I was doing these plays at the Lyric Theatre in Belfast, which is our national theater, and a teacher saw it from the drama school, and she said, “I’d love for you to audition.” I was like, “But I don’t have any money.” I wasn’t even aware drama school was a thing. She was like, “Well, you should come to this school [the Royal Welsh College of Music and Drama].” She helped me financially and everything else to go to this school. I had this amazing time. It was gorgeous. It’s in Cardiff, Wales’s capital city, and it’s this amazing building, and outside is a national park. So we’d be rehearsing Shakespeare, and outside you’d see fucking ducks and swans. It was just like a complete world change, culture shock. We’re eating hummus and drinking green tea. I made the best friends, and then left the third year for this play, but it was really idyllic times.

I’d never really read any contemporary plays. I just dedicated myself to read four plays a week for two years, because I didn’t want to be behind. I got quite obsessed.

Did your friends from Belfast come and see Cursed Child?
Some of my best pals came over, which was fun. They know you in one vein, and then seeing you in that is like, “What the fuck?” They were really proud. Really bursting with pride. My brother’s one of my best pals. He sees me in everything. My brother and my friend, who used to be a drug dealer. Bringing him to these events feels like a weird thing. I did a Stephen Adly Guirgis play In Arabia We’d All Be Kings, and I played a character called Skank.

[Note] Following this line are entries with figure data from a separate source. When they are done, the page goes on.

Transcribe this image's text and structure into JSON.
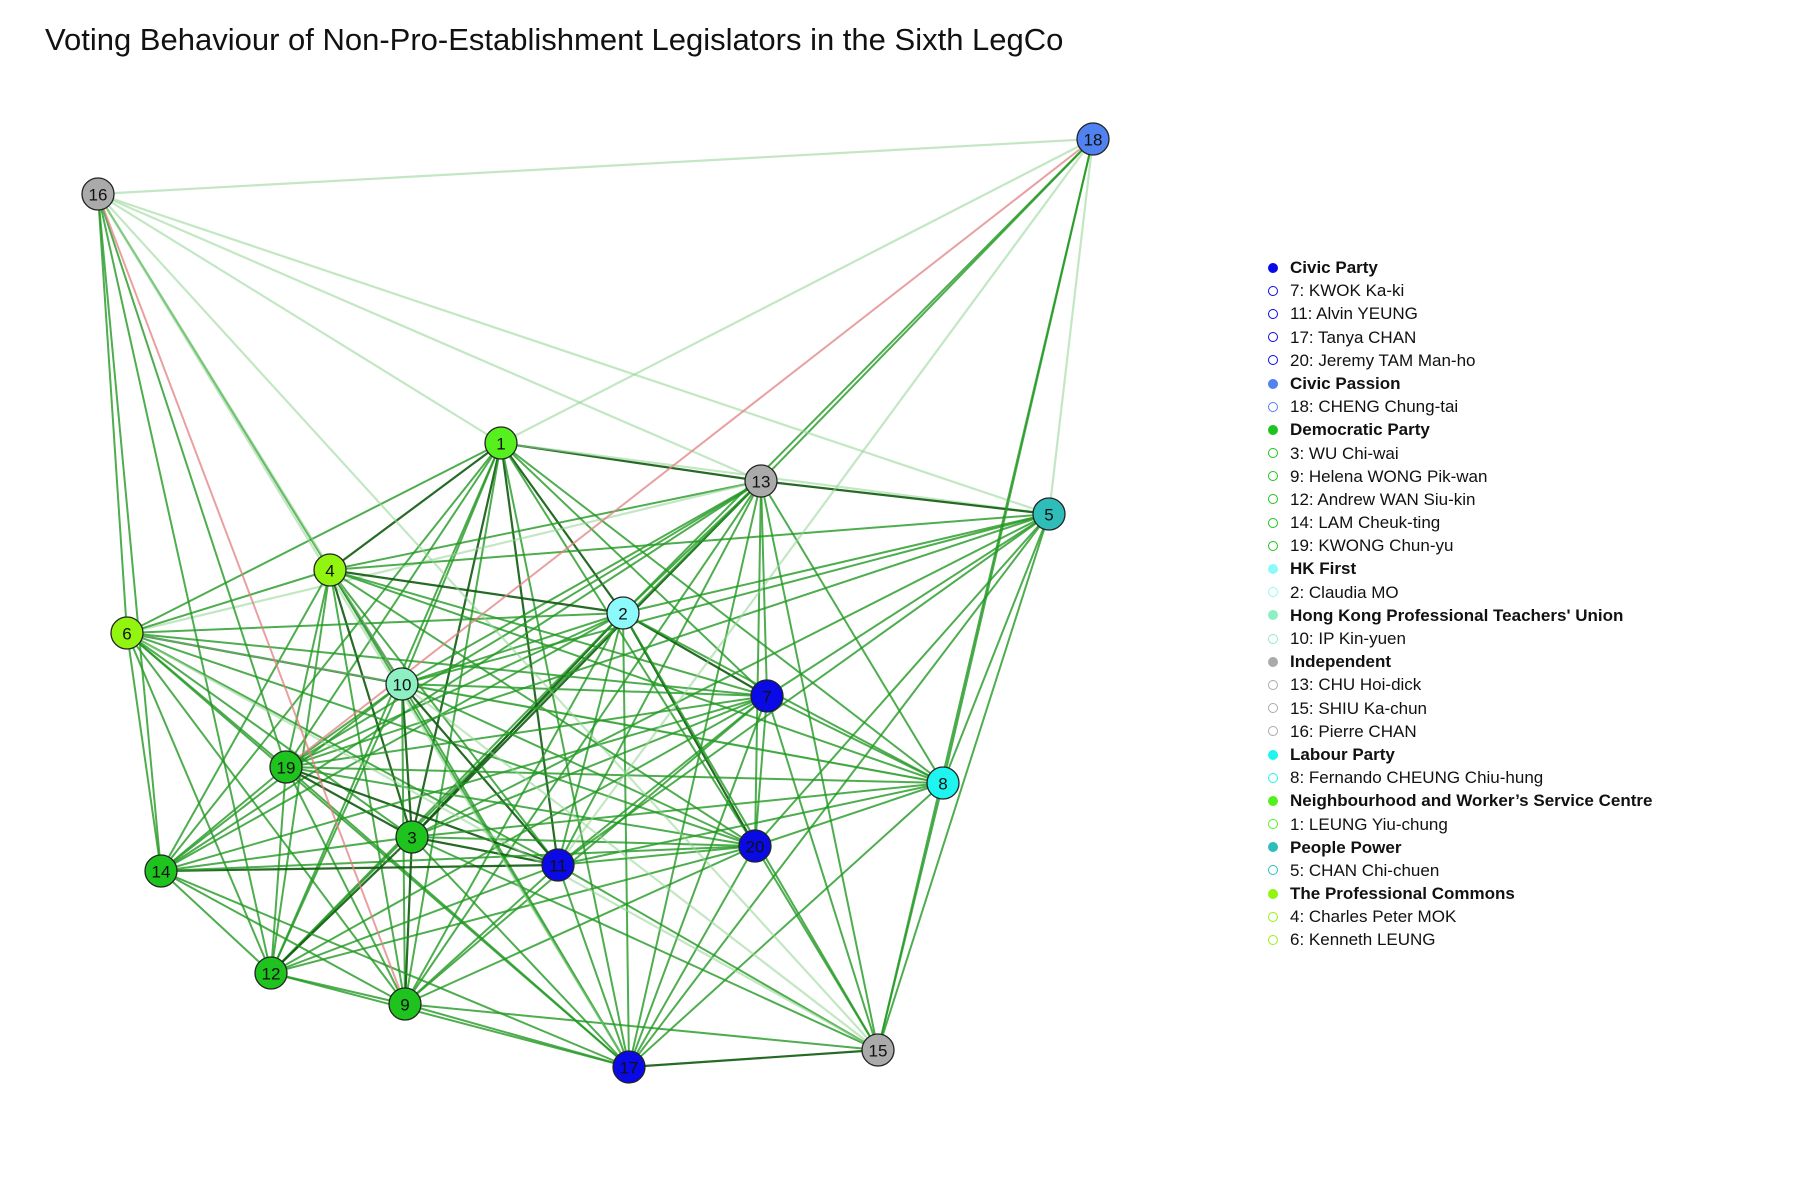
{
  "title": "Voting Behaviour of Non-Pro-Establishment Legislators in the Sixth LegCo",
  "parties": [
    {
      "name": "Civic Party",
      "color": "#0a0ae6",
      "members": [
        "7: KWOK Ka-ki",
        "11: Alvin YEUNG",
        "17: Tanya CHAN",
        "20: Jeremy TAM Man-ho"
      ]
    },
    {
      "name": "Civic Passion",
      "color": "#5082f0",
      "members": [
        "18: CHENG Chung-tai"
      ]
    },
    {
      "name": "Democratic Party",
      "color": "#1ec31e",
      "members": [
        "3: WU Chi-wai",
        "9: Helena WONG Pik-wan",
        "12: Andrew WAN Siu-kin",
        "14: LAM Cheuk-ting",
        "19: KWONG Chun-yu"
      ]
    },
    {
      "name": "HK First",
      "color": "#8cfafa",
      "members": [
        "2: Claudia MO"
      ]
    },
    {
      "name": "Hong Kong Professional Teachers' Union",
      "color": "#8cf0c3",
      "members": [
        "10: IP Kin-yuen"
      ]
    },
    {
      "name": "Independent",
      "color": "#aaaaaa",
      "members": [
        "13: CHU Hoi-dick",
        "15: SHIU Ka-chun",
        "16: Pierre CHAN"
      ]
    },
    {
      "name": "Labour Party",
      "color": "#1ef5f0",
      "members": [
        "8: Fernando CHEUNG Chiu-hung"
      ]
    },
    {
      "name": "Neighbourhood and Worker’s Service Centre",
      "color": "#55f01e",
      "members": [
        "1: LEUNG Yiu-chung"
      ]
    },
    {
      "name": "People Power",
      "color": "#2ebdb8",
      "members": [
        "5: CHAN Chi-chuen"
      ]
    },
    {
      "name": "The Professional Commons",
      "color": "#91f50f",
      "members": [
        "4: Charles Peter MOK",
        "6: Kenneth LEUNG"
      ]
    }
  ],
  "nodes": [
    {
      "id": "1",
      "party": "Neighbourhood and Worker’s Service Centre",
      "color": "#55f01e"
    },
    {
      "id": "2",
      "party": "HK First",
      "color": "#8cfafa"
    },
    {
      "id": "3",
      "party": "Democratic Party",
      "color": "#1ec31e"
    },
    {
      "id": "4",
      "party": "The Professional Commons",
      "color": "#91f50f"
    },
    {
      "id": "5",
      "party": "People Power",
      "color": "#2ebdb8"
    },
    {
      "id": "6",
      "party": "The Professional Commons",
      "color": "#91f50f"
    },
    {
      "id": "7",
      "party": "Civic Party",
      "color": "#0a0ae6"
    },
    {
      "id": "8",
      "party": "Labour Party",
      "color": "#1ef5f0"
    },
    {
      "id": "9",
      "party": "Democratic Party",
      "color": "#1ec31e"
    },
    {
      "id": "10",
      "party": "Hong Kong Professional Teachers' Union",
      "color": "#8cf0c3"
    },
    {
      "id": "11",
      "party": "Civic Party",
      "color": "#0a0ae6"
    },
    {
      "id": "12",
      "party": "Democratic Party",
      "color": "#1ec31e"
    },
    {
      "id": "13",
      "party": "Independent",
      "color": "#aaaaaa"
    },
    {
      "id": "14",
      "party": "Democratic Party",
      "color": "#1ec31e"
    },
    {
      "id": "15",
      "party": "Independent",
      "color": "#aaaaaa"
    },
    {
      "id": "16",
      "party": "Independent",
      "color": "#aaaaaa"
    },
    {
      "id": "17",
      "party": "Civic Party",
      "color": "#0a0ae6"
    },
    {
      "id": "18",
      "party": "Civic Passion",
      "color": "#5082f0"
    },
    {
      "id": "19",
      "party": "Democratic Party",
      "color": "#1ec31e"
    },
    {
      "id": "20",
      "party": "Civic Party",
      "color": "#0a0ae6"
    }
  ],
  "edge_colors": {
    "agree_strong": "#0e5a0e",
    "agree": "#229922",
    "agree_weak": "#8fd48f",
    "disagree": "#e08080"
  },
  "edges": [
    [
      "1",
      "13",
      1
    ],
    [
      "1",
      "4",
      1
    ],
    [
      "1",
      "10",
      2
    ],
    [
      "1",
      "3",
      1
    ],
    [
      "1",
      "11",
      1
    ],
    [
      "1",
      "2",
      1
    ],
    [
      "1",
      "7",
      2
    ],
    [
      "1",
      "19",
      2
    ],
    [
      "1",
      "9",
      2
    ],
    [
      "1",
      "17",
      2
    ],
    [
      "1",
      "20",
      2
    ],
    [
      "1",
      "6",
      2
    ],
    [
      "1",
      "14",
      2
    ],
    [
      "1",
      "12",
      2
    ],
    [
      "1",
      "8",
      2
    ],
    [
      "1",
      "18",
      3
    ],
    [
      "1",
      "16",
      3
    ],
    [
      "1",
      "5",
      3
    ],
    [
      "13",
      "5",
      1
    ],
    [
      "13",
      "2",
      2
    ],
    [
      "13",
      "3",
      1
    ],
    [
      "13",
      "11",
      2
    ],
    [
      "13",
      "7",
      2
    ],
    [
      "13",
      "20",
      2
    ],
    [
      "13",
      "17",
      2
    ],
    [
      "13",
      "9",
      2
    ],
    [
      "13",
      "12",
      2
    ],
    [
      "13",
      "14",
      2
    ],
    [
      "13",
      "19",
      2
    ],
    [
      "13",
      "10",
      2
    ],
    [
      "13",
      "4",
      2
    ],
    [
      "13",
      "8",
      2
    ],
    [
      "13",
      "15",
      2
    ],
    [
      "13",
      "18",
      2
    ],
    [
      "13",
      "6",
      3
    ],
    [
      "13",
      "16",
      3
    ],
    [
      "4",
      "6",
      2
    ],
    [
      "4",
      "2",
      1
    ],
    [
      "4",
      "10",
      1
    ],
    [
      "4",
      "3",
      1
    ],
    [
      "4",
      "19",
      2
    ],
    [
      "4",
      "12",
      2
    ],
    [
      "4",
      "9",
      2
    ],
    [
      "4",
      "11",
      2
    ],
    [
      "4",
      "7",
      2
    ],
    [
      "4",
      "14",
      2
    ],
    [
      "4",
      "17",
      2
    ],
    [
      "4",
      "20",
      2
    ],
    [
      "4",
      "5",
      2
    ],
    [
      "4",
      "8",
      2
    ],
    [
      "4",
      "16",
      2
    ],
    [
      "6",
      "10",
      1
    ],
    [
      "6",
      "19",
      2
    ],
    [
      "6",
      "14",
      2
    ],
    [
      "6",
      "12",
      2
    ],
    [
      "6",
      "3",
      2
    ],
    [
      "6",
      "9",
      2
    ],
    [
      "6",
      "11",
      2
    ],
    [
      "6",
      "7",
      2
    ],
    [
      "6",
      "2",
      2
    ],
    [
      "6",
      "20",
      2
    ],
    [
      "6",
      "17",
      2
    ],
    [
      "6",
      "16",
      2
    ],
    [
      "6",
      "8",
      3
    ],
    [
      "2",
      "7",
      1
    ],
    [
      "2",
      "20",
      1
    ],
    [
      "2",
      "3",
      1
    ],
    [
      "2",
      "11",
      2
    ],
    [
      "2",
      "10",
      2
    ],
    [
      "2",
      "19",
      2
    ],
    [
      "2",
      "14",
      2
    ],
    [
      "2",
      "12",
      2
    ],
    [
      "2",
      "9",
      2
    ],
    [
      "2",
      "17",
      2
    ],
    [
      "2",
      "5",
      2
    ],
    [
      "2",
      "8",
      2
    ],
    [
      "2",
      "18",
      2
    ],
    [
      "2",
      "15",
      2
    ],
    [
      "10",
      "11",
      1
    ],
    [
      "10",
      "3",
      1
    ],
    [
      "10",
      "19",
      2
    ],
    [
      "10",
      "14",
      2
    ],
    [
      "10",
      "12",
      2
    ],
    [
      "10",
      "9",
      2
    ],
    [
      "10",
      "7",
      2
    ],
    [
      "10",
      "20",
      2
    ],
    [
      "10",
      "17",
      2
    ],
    [
      "10",
      "8",
      2
    ],
    [
      "10",
      "5",
      2
    ],
    [
      "10",
      "16",
      3
    ],
    [
      "19",
      "3",
      1
    ],
    [
      "19",
      "11",
      1
    ],
    [
      "19",
      "14",
      2
    ],
    [
      "19",
      "12",
      2
    ],
    [
      "19",
      "9",
      2
    ],
    [
      "19",
      "7",
      2
    ],
    [
      "19",
      "20",
      2
    ],
    [
      "19",
      "17",
      2
    ],
    [
      "19",
      "8",
      2
    ],
    [
      "19",
      "5",
      2
    ],
    [
      "19",
      "16",
      2
    ],
    [
      "3",
      "11",
      1
    ],
    [
      "3",
      "12",
      1
    ],
    [
      "3",
      "9",
      1
    ],
    [
      "3",
      "14",
      2
    ],
    [
      "3",
      "7",
      2
    ],
    [
      "3",
      "20",
      2
    ],
    [
      "3",
      "17",
      2
    ],
    [
      "3",
      "8",
      2
    ],
    [
      "3",
      "5",
      2
    ],
    [
      "3",
      "15",
      2
    ],
    [
      "11",
      "14",
      1
    ],
    [
      "11",
      "12",
      2
    ],
    [
      "11",
      "9",
      2
    ],
    [
      "11",
      "17",
      2
    ],
    [
      "11",
      "20",
      2
    ],
    [
      "11",
      "7",
      2
    ],
    [
      "11",
      "8",
      2
    ],
    [
      "11",
      "5",
      2
    ],
    [
      "11",
      "15",
      2
    ],
    [
      "14",
      "12",
      2
    ],
    [
      "14",
      "9",
      2
    ],
    [
      "14",
      "7",
      2
    ],
    [
      "14",
      "20",
      2
    ],
    [
      "14",
      "17",
      2
    ],
    [
      "14",
      "16",
      2
    ],
    [
      "12",
      "9",
      2
    ],
    [
      "12",
      "17",
      2
    ],
    [
      "12",
      "7",
      2
    ],
    [
      "12",
      "20",
      2
    ],
    [
      "12",
      "16",
      2
    ],
    [
      "9",
      "17",
      2
    ],
    [
      "9",
      "20",
      2
    ],
    [
      "9",
      "7",
      2
    ],
    [
      "9",
      "15",
      2
    ],
    [
      "17",
      "15",
      1
    ],
    [
      "17",
      "7",
      2
    ],
    [
      "17",
      "20",
      2
    ],
    [
      "17",
      "8",
      2
    ],
    [
      "17",
      "5",
      2
    ],
    [
      "7",
      "20",
      2
    ],
    [
      "7",
      "8",
      2
    ],
    [
      "7",
      "5",
      2
    ],
    [
      "7",
      "15",
      2
    ],
    [
      "20",
      "8",
      2
    ],
    [
      "20",
      "5",
      2
    ],
    [
      "20",
      "15",
      2
    ],
    [
      "8",
      "5",
      2
    ],
    [
      "8",
      "15",
      2
    ],
    [
      "8",
      "18",
      2
    ],
    [
      "5",
      "15",
      2
    ],
    [
      "5",
      "18",
      3
    ],
    [
      "5",
      "16",
      3
    ],
    [
      "15",
      "18",
      2
    ],
    [
      "15",
      "10",
      3
    ],
    [
      "15",
      "6",
      3
    ],
    [
      "18",
      "16",
      3
    ],
    [
      "18",
      "19",
      4
    ],
    [
      "18",
      "11",
      3
    ],
    [
      "16",
      "9",
      4
    ],
    [
      "16",
      "17",
      3
    ],
    [
      "16",
      "15",
      3
    ]
  ],
  "node_positions": {}
}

They always say to me, “It wasn’t as good as Arabia.” Which I quite enjoy. They don’t give a fuck because it wasn’t as cool as that other one. There’s no reverence.

You won an Olivier Award for playing Scorpius last year, was that a shock?
It was grand because I had my brother with me, and my ex-girlfriend, and I just didn’t expect to win, so I was like, “We’ll go out and just have a fun evening.” I practiced a loser clap the night before. I was just so tired because it was at the end of a full week, and I remember drinking water while it was coming up to my nomination, and I remember this dying need to piss. Then I didn’t write a speech, so the speech — don’t know if you’ve seen it — but it was a fucking car crash. It’s really bad. I got people’s names wrong. I said Tiffany Johns instead of John Tiffany. I didn’t even thank my mum and dad either. God, my mum does not let me forget about that.

I’m sure everyone asks about this, but according to IMDb, you were a Bolton guard on Game of Thrones.
[Laughs.] Oh my God! It was my first week of drama school, and I flew back to do it. It was my first job. The same play a teacher saw me in and asked me to go to drama school, a casting director, Carla Stronge, asked me to come in and do like three lines, and I did. I must have been 17, and I get asked about that all the time. It just makes me laugh though, because I’m like the only Cockney in Westeros. It was the only English accent I could do, and it was just so bad.

Are you conscious of how your accent sounds now?
My accent’s changed a lot. No one used to understand a word I said. I’m from a really rough place. You wouldn’t understand a word my brother would speak. So I had to consciously change the way I sounded, so it’s not like turning full English, but enough so that people can understand. But when I go back home now, everyone says, “You sound English,” and then when I’m in England, people go, “God, you sound really Irish.” So I’ve got this best of both worlds.